As already stated, the new cell was an observation cell, one equipped with video surveillance. As he was being moved, the CCTV showed that he was splitting blood. His mother has since noted that his nose was broken, the skin split, and his face was “caved in”. There has been no finding as to how the injuries occurred. They must have occurred between the arrival of the IAT and his being moved along the corridor. There was no other window of opportunity for his injuries to be inflicted.
What was the outcome of the investigation?
The finding of the Coroner’s Court was that he died from inadequate medical care. The detective tasked with investigating the death did not enter the cell for two hours after Mr Dungay’s death, and all the material evidence had been removed in the meantime. Has that detective been re-trained?
No matter where you stand, something is not right about this whole case. A 26 year old man died because he was eating biscuits. The actions of the staff, both the guards and the nursing staff, were not dictated by a desire to keep him safe. They wanted him to stop eating biscuits, because he was disobeying them. They appeared to engage in a ‘shock and awe’ type moment to intimidate him. Their explanation that they were trying to help him is ridiculous. An actual case of killing someone with kindness it was not.

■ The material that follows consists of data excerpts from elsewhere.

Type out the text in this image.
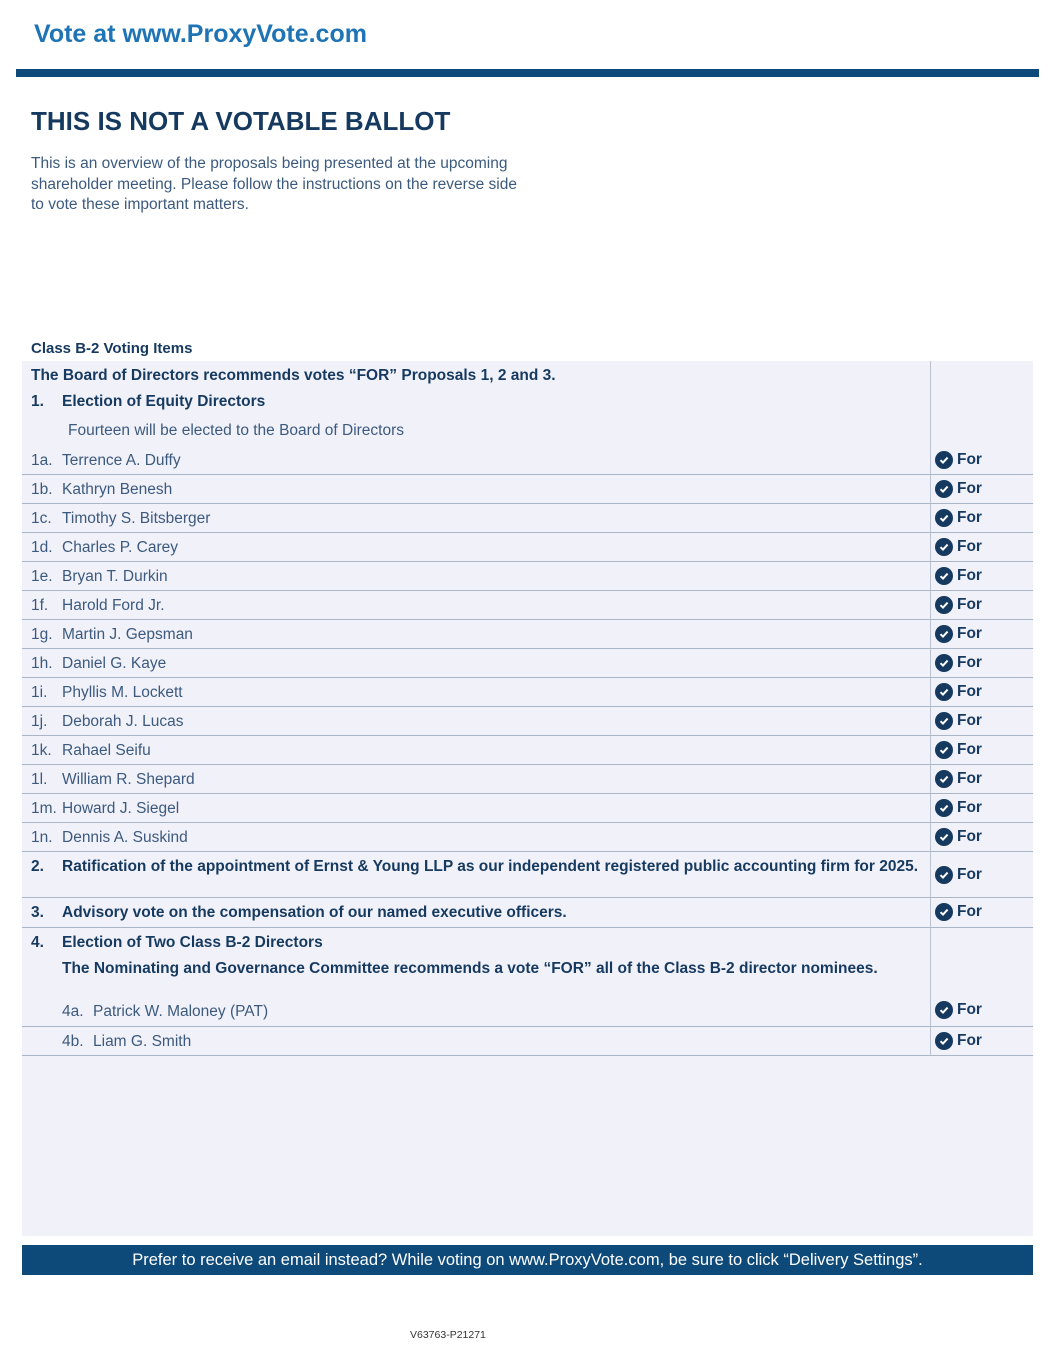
Vote at www.ProxyVote.com
THIS IS NOT A VOTABLE BALLOT
This is an overview of the proposals being presented at the upcoming shareholder meeting. Please follow the instructions on the reverse side to vote these important matters.
Class B-2 Voting Items
The Board of Directors recommends votes “FOR” Proposals 1, 2 and 3.
1. Election of Equity Directors
Fourteen will be elected to the Board of Directors
1a. Terrence A. Duffy	For
1b. Kathryn Benesh	For
1c. Timothy S. Bitsberger	For
1d. Charles P. Carey	For
1e. Bryan T. Durkin	For
1f. Harold Ford Jr.	For
1g. Martin J. Gepsman	For
1h. Daniel G. Kaye	For
1i. Phyllis M. Lockett	For
1j. Deborah J. Lucas	For
1k. Rahael Seifu	For
1l. William R. Shepard	For
1m. Howard J. Siegel	For
1n. Dennis A. Suskind	For
2. Ratification of the appointment of Ernst & Young LLP as our independent registered public accounting firm for 2025.	For
3. Advisory vote on the compensation of our named executive officers.	For
4. Election of Two Class B-2 Directors
The Nominating and Governance Committee recommends a vote “FOR” all of the Class B-2 director nominees.
4a. Patrick W. Maloney (PAT)	For
4b. Liam G. Smith	For
Prefer to receive an email instead? While voting on www.ProxyVote.com, be sure to click “Delivery Settings”.
V63763-P21271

No charges have been laid yet. The NSW Corrections commissioner, Peter Severin, issued an apology to the family, acknowledging “organisational failures”. The family say they will seek prosecution of the guards. Mr Dungay continues to be mourned by his family, and the rest of the Australian community doesn’t even blink. It is a ridiculous sham to see and hear the Australian community dragging itself up that tiny hillock, where the High Moral Ground is to be found, and judging Americans for the death of George Floyd.
Consider the number 432. That is the number of deaths of indigenous citizens who have died in custody since 1991. 432 deaths, over 29 years = 14.89 deaths per year, every year!
One argument sometimes raised is that they were dangerous men and women, and police and prison guards have a right to be safe. Closer analysis shows that many are women, or children, or on remand, or being pursued. Very few police, if any, were in fear for their lives. Aboriginal deaths in custody are seen in this country as being somehow normal, even expected.
From those 432 deaths, over 29 years, not one of their custodians has been convicted of a crime relating to the deaths. In the case of Mr Dungay the Coroner declined to refer any of the guards for prosecution, but he did recommend more training for guards and nurses. A lot of use that will be.